ただ、2024年の中秋の名月は満月ではありません。満月は9月18日であり、名月と満月がずれる年もあるのです。満月は平均約29.5日の周期で現れるため、毎年中秋の名月が必ず満月になるわけではありません。しかし、中秋の名月は古くから、満月であってもなくても秋の収穫や自然に感謝する象徴的な日として特別視されてきました。

旧暦8月15日の月が「お月見」として別格なのはなぜなのか。また、お月見の折りに「月見団子」を供える風習が生まれたのかなどについて、歳時記×食文化研究所代表の北野智子さんに解説して頂きました。

お月見は平安貴族の行事だった

旧暦8月15日にお月見をする風習は、いつ頃から始まったのでしょうか。

「旧暦8月15日に月を愛でる十五夜の月見の習わしは、中国の『中秋節』という月を祀(まつ)る祭事が唐の時代(618~907年)に日本に伝わり、これに古くから日本にあった月を祀る風習が合わさったものだといわれています。

『中秋節』は初めに平安時代(794~1185年頃)の貴族に採り入れられて、宮中でも885(仁和元)年、あるいは897年(寛平9)に月見の宴が催されたといわれています。当初は詩歌(しいか)を詠んだり、管弦を楽しんだりする行事だったようです。

その後、月見の宴は秋の実り・収穫を控えた時季の豊作を願う行事として、民間にも広まっていったといわれています。旧暦8月15日の満月がとくに大切なものとされたのは、それが理由のようです。
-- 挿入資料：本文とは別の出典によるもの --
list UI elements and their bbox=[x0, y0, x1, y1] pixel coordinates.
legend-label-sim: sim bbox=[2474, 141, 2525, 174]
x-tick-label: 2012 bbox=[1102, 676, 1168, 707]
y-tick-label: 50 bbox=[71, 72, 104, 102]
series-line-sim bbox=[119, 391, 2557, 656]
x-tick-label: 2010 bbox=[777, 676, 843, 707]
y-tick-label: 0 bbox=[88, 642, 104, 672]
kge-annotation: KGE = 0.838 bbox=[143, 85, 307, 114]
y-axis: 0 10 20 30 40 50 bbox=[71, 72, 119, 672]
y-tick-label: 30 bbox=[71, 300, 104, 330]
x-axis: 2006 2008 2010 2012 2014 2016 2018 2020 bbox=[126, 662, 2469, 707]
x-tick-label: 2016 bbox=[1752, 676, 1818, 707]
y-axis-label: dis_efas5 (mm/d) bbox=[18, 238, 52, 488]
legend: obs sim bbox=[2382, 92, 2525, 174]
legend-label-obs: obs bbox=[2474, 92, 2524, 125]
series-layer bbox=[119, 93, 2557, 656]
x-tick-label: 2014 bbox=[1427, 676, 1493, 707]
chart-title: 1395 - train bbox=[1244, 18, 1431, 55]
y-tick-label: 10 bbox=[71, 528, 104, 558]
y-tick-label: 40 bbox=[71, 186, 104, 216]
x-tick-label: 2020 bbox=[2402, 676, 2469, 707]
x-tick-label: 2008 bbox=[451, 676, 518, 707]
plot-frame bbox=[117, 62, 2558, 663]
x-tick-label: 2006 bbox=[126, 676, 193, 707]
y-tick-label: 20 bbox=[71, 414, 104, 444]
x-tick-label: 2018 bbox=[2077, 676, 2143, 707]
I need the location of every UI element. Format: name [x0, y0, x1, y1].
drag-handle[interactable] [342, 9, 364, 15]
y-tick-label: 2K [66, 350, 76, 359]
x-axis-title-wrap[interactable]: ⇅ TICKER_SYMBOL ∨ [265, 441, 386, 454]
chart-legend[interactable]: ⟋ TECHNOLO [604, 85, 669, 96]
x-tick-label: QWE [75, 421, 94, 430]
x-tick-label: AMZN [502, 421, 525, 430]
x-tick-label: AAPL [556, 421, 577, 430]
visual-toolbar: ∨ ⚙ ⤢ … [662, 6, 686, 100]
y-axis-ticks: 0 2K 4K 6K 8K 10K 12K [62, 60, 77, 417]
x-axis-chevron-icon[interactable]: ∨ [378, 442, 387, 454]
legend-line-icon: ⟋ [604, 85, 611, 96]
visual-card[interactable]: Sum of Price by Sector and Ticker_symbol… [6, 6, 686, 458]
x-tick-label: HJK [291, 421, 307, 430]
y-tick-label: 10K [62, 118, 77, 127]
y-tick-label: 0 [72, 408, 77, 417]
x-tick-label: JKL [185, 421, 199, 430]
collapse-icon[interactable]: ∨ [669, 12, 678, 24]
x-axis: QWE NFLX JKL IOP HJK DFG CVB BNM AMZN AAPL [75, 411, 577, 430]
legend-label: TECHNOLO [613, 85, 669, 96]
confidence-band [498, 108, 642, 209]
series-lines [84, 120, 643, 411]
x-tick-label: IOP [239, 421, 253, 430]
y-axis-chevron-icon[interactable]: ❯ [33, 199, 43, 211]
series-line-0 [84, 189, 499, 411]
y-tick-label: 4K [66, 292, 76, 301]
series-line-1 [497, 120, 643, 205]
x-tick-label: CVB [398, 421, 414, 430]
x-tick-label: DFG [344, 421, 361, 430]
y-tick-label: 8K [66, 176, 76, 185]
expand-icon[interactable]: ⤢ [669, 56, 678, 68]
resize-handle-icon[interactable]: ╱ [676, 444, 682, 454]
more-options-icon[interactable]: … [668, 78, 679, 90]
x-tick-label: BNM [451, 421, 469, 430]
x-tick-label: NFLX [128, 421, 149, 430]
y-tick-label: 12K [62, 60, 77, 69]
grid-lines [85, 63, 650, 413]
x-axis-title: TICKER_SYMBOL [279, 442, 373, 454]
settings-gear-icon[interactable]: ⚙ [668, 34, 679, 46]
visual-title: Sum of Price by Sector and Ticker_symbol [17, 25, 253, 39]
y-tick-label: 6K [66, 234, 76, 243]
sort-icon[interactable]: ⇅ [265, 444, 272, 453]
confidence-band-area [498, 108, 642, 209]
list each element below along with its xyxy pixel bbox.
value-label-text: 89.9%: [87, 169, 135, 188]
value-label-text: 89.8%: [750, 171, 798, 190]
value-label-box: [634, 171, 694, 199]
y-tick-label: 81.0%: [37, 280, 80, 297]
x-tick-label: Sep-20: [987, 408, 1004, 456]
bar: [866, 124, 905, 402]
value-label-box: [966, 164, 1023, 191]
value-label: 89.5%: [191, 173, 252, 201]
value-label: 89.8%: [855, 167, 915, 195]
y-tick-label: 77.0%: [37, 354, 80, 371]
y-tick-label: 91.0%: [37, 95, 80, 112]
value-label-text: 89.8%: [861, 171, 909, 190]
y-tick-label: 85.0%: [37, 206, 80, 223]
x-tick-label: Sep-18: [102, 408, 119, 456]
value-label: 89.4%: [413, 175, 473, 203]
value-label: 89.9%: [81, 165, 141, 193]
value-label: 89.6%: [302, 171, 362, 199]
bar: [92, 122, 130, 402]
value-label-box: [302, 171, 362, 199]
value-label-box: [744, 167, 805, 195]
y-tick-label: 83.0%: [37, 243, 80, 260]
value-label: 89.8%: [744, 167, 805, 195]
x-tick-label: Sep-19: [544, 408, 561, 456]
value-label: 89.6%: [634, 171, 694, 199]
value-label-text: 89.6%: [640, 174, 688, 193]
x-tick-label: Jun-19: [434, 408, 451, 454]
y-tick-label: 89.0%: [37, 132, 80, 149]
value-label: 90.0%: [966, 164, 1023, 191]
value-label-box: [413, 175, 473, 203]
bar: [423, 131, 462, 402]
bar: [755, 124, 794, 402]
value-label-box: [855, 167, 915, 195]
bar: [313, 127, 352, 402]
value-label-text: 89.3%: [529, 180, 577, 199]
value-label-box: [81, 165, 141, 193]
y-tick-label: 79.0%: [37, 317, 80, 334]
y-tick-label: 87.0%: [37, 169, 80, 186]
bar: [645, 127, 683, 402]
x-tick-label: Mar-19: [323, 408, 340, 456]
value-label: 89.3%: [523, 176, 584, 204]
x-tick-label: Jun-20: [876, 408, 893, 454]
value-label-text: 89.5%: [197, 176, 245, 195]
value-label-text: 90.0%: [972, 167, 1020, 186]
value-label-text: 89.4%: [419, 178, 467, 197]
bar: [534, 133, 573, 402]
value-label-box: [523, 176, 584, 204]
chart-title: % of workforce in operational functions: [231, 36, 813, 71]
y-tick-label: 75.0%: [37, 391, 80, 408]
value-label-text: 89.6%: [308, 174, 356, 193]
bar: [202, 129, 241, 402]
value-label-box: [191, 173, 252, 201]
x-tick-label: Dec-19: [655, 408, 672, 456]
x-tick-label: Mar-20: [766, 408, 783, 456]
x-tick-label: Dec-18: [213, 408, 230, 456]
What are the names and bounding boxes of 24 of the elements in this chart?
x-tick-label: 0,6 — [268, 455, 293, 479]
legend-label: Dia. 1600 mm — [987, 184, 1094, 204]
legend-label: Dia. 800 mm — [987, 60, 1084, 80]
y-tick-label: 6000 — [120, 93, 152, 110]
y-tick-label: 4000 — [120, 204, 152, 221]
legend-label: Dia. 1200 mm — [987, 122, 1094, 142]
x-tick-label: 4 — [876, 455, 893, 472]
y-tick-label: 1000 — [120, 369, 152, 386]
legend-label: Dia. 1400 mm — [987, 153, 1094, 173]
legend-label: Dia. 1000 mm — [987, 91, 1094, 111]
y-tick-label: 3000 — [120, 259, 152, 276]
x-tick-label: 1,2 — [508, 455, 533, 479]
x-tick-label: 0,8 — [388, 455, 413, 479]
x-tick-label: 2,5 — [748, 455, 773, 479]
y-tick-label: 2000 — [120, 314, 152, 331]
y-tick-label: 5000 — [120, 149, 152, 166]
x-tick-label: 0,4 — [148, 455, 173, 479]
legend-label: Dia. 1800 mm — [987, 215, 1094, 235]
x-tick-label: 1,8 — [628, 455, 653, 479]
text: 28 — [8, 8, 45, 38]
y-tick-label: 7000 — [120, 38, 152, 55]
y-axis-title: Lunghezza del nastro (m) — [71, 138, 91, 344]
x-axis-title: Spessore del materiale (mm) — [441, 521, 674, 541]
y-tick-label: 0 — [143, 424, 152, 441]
お月見の折、月に供え物をするようになったのは、室町時代(1336~1573年)からとみられています」(北野さん)

団子を供えるようになったのは江戸時代

 お月見の供え物には、古くから団子が用いられていたのでしょうか。
「お月見は名月を愛でるだけでなく、秋の実り・収穫を祈り、感謝する意味合いが込められた行事ですから、もともと月見の折には、里芋や栗、大豆など、秋の初物の収穫物をお供えしていました。
一説には、十五夜の満月にちなんで、これら丸い形の作物を供えたとも伝わっており、十五夜のお月見に団子を供えるようになったのは、江戸時代に入ってからといわれています。
それまでは、十五夜には里芋、十三夜(旧暦9月13日の夜、2024年は10月15日)には豆が供えられていたようです。そのため、十五夜には『芋名月』、十三夜には『豆名月』という別名があります。月見団子が丸いのは、里芋をかたどったからともいわれています。
十五夜の時期はコメの収穫直前の端境期(はざかいき)にあたり、お櫃(ひつ)の底には欠け米が混じった古米が溜まってきます。それをふるいで通して、粒米はご飯として炊き、欠け米は粉にして団子にして供えたのではないかという説があります。
団子は団子汁や焼き団子として主食の代わりとされたほか、『ハレの日(年中行事やお祭りなどの特別な日)』の食べ物でもありました。お月見の折りに団子を供えたのには、そんな理由もあったのでしょう」(北野さん)

月見団子は白い丸形だけではない!?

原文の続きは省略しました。